In honor of World AIDS Day 1998, members of the GW community and national representatives gathered in Ross Hall Tuesday for a town hall meeting to increase awareness about AIDS and prevention of the disease among young people.

The forum, “Youth & HIV/AIDS: The New Battleground,” was moderated by Bill Barnes, an adviser on AIDS and HIV policy to San Francisco Mayor Willie Brown, and Patricia Fleming, an HIV/AIDS consultant and former director of the White House Office of National AIDS Policy.

Barnes is 21 years old and HIV-positive. He has been working with young people who are infected with AIDS, a group whose size is rising steadily, he said.

“It’s amazing that half of all AIDS victims today are between the ages of 15 and 24,” he said.

Barnes went on to stress the AIDS’s “staggering statistics.” He said the number of HIV infections among African Americans and people living in developing countries also is increasing.

“Every minute, five people are infected with HIV,” Fleming said. “Every hour, two people are infected in the United States. The numbers are shattering and heartbreaking. In developing countries, young people are getting sick at the most productive time in their lives.”

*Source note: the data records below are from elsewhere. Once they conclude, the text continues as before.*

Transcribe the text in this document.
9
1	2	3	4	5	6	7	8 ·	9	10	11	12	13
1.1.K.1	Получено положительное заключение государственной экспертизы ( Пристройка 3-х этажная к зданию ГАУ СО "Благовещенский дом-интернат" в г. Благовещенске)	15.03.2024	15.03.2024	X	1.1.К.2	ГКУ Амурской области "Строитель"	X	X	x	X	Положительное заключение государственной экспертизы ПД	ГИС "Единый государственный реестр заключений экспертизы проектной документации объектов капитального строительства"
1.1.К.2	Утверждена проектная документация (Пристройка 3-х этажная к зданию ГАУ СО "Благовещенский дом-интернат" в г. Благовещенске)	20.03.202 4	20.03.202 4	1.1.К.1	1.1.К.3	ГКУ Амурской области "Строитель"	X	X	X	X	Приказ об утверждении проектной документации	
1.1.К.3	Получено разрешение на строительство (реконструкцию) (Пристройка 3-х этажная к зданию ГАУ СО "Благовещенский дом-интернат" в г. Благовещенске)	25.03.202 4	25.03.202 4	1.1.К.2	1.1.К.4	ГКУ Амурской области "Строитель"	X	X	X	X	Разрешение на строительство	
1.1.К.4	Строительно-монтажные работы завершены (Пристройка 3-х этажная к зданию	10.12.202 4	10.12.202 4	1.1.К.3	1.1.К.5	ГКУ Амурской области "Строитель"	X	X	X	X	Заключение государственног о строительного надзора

Youth Acting Against AIDS, a student theatrical group, performed at the event, and Barnes said the actors illustrated “a desire to provide young people with information on HIV.”

Their performance ended with actor Angel Brown, who was playing the part of an infected young adult, asking, “I’ve found life . ironic, isn’t it?”

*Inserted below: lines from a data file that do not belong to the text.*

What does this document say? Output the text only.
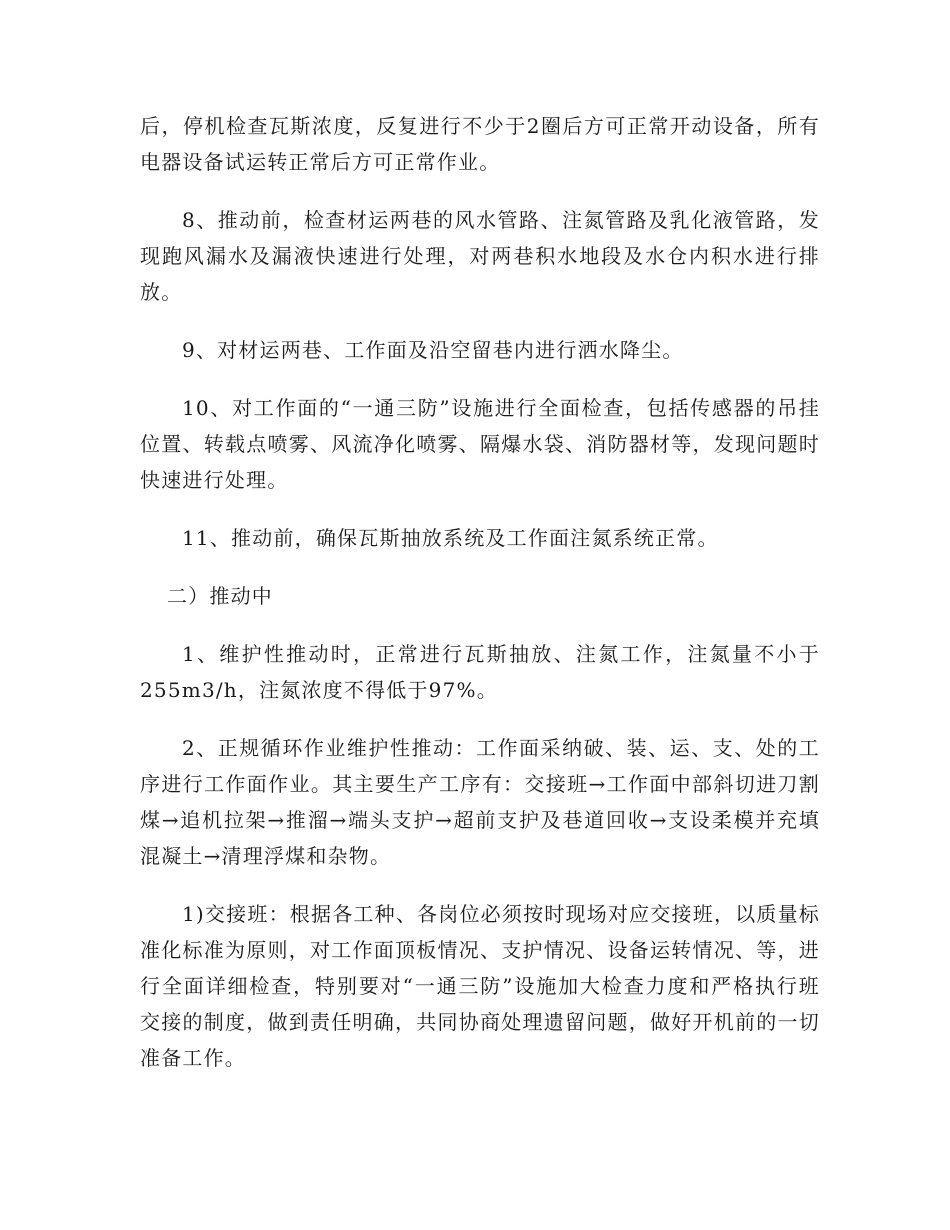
后，停机检查瓦斯浓度，反复进行不少于2圈后方可正常开动设备，所有电器设备试运转正常后方可正常作业。

8、推动前，检查材运两巷的风水管路、注氮管路及乳化液管路，发现跑风漏水及漏液快速进行处理，对两巷积水地段及水仓内积水进行排放。

9、对材运两巷、工作面及沿空留巷内进行洒水降尘。

10、对工作面的“一通三防”设施进行全面检查，包括传感器的吊挂位置、转载点喷雾、风流净化喷雾、隔爆水袋、消防器材等，发现问题时快速进行处理。

11、推动前，确保瓦斯抽放系统及工作面注氮系统正常。

二）推动中

1、维护性推动时，正常进行瓦斯抽放、注氮工作，注氮量不小于255m3/h，注氮浓度不得低于97%。

2、正规循环作业维护性推动：工作面采纳破、装、运、支、处的工序进行工作面作业。其主要生产工序有：交接班→工作面中部斜切进刀割煤→追机拉架→推溜→端头支护→超前支护及巷道回收→支设柔模并充填混凝土→清理浮煤和杂物。

1)交接班：根据各工种、各岗位必须按时现场对应交接班，以质量标准化标准为原则，对工作面顶板情况、支护情况、设备运转情况、等，进行全面详细检查，特别要对“一通三防”设施加大检查力度和严格执行班交接的制度，做到责任明确，共同协商处理遗留问题，做好开机前的一切准备工作。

Brown also is a student at the School Without Walls High School and a peer educator at Sasha Bruce, a D.C. homeless youth shelter.

“Three words to describe my job are fun, discouraging and frightening,” Brown said. “I try, while working with schools, to bring in people to educate the youth. You adults should ask yourselves if you are really there for the youth. Don’t forget that we look to you.”

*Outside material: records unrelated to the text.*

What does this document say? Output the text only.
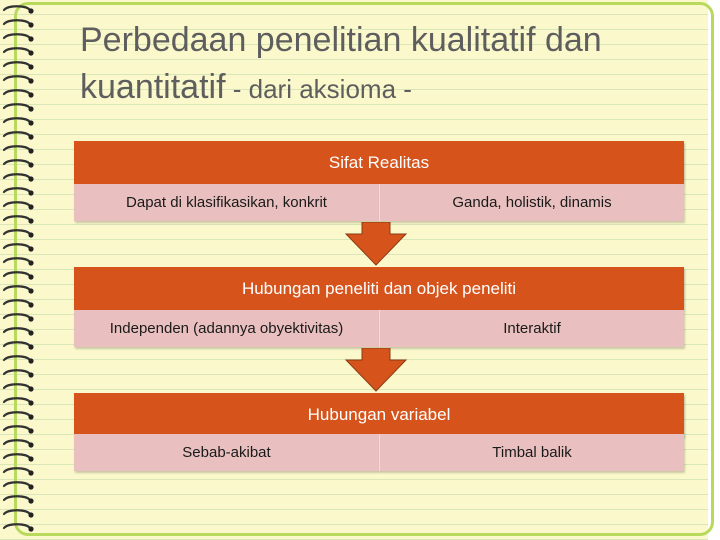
Perbedaan penelitian kualitatif dan kuantitatif - dari aksioma -
Sifat Realitas
Dapat di klasifikasikan, konkrit	Ganda, holistik, dinamis
Hubungan peneliti dan objek peneliti
Independen (adannya obyektivitas)	Interaktif
Hubungan variabel
Sebab-akibat	Timbal balik
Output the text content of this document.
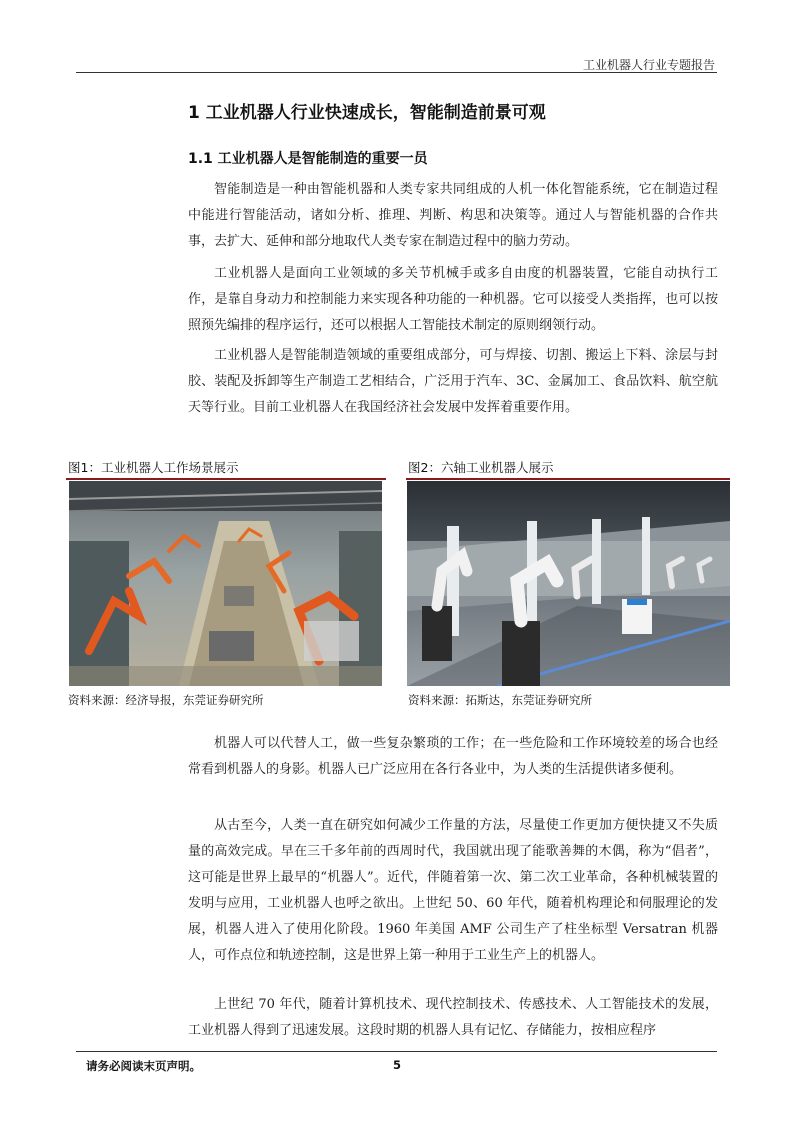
工业机器人行业专题报告
1 工业机器人行业快速成长，智能制造前景可观
1.1 工业机器人是智能制造的重要一员

智能制造是一种由智能机器和人类专家共同组成的人机一体化智能系统，它在制造过程中能进行智能活动，诸如分析、推理、判断、构思和决策等。通过人与智能机器的合作共事，去扩大、延伸和部分地取代人类专家在制造过程中的脑力劳动。

工业机器人是面向工业领域的多关节机械手或多自由度的机器装置，它能自动执行工作，是靠自身动力和控制能力来实现各种功能的一种机器。它可以接受人类指挥，也可以按照预先编排的程序运行，还可以根据人工智能技术制定的原则纲领行动。

工业机器人是智能制造领域的重要组成部分，可与焊接、切割、搬运上下料、涂层与封胶、装配及拆卸等生产制造工艺相结合，广泛用于汽车、3C、金属加工、食品饮料、航空航天等行业。目前工业机器人在我国经济社会发展中发挥着重要作用。

图1：工业机器人工作场景展示
资料来源：经济导报，东莞证券研究所
图2：六轴工业机器人展示
资料来源：拓斯达，东莞证券研究所

机器人可以代替人工，做一些复杂繁琐的工作；在一些危险和工作环境较差的场合也经常看到机器人的身影。机器人已广泛应用在各行各业中，为人类的生活提供诸多便利。

从古至今，人类一直在研究如何减少工作量的方法，尽量使工作更加方便快捷又不失质量的高效完成。早在三千多年前的西周时代，我国就出现了能歌善舞的木偶，称为“倡者”，这可能是世界上最早的“机器人”。近代，伴随着第一次、第二次工业革命，各种机械装置的发明与应用，工业机器人也呼之欲出。上世纪 50、60 年代，随着机构理论和伺服理论的发展，机器人进入了使用化阶段。1960 年美国 AMF 公司生产了柱坐标型 Versatran 机器人，可作点位和轨迹控制，这是世界上第一种用于工业生产上的机器人。

上世纪 70 年代，随着计算机技术、现代控制技术、传感技术、人工智能技术的发展，工业机器人得到了迅速发展。这段时期的机器人具有记忆、存储能力，按相应程序

请务必阅读末页声明。	5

“I lived in a world without AIDS. I practiced medicine in a world without AIDS,” said Larry D’Angelo, a panelist and director of adolescent medicine at the Burgess Clinic of the Children’s National Medical Center. “It wasn’t until a young man came into the Centers for Disease Control, where I worked, with a fever and swollen lymph nodes, and I didn’t know what he was infected with that I began to live in a world with AIDS,” he said.

Fleming said D’Angelo is “one of the only doctors to specialize in adolescents who are infected with HIV.”

Donald Hitchcock, a board member of Youth Pride Alliance, said the town hall was meaningful to him.

“There was an opportunity to do something for the whole community, and so I became involved,” he said, stressing the importance of increasing the number of outlets and activities for gay and lesbian students.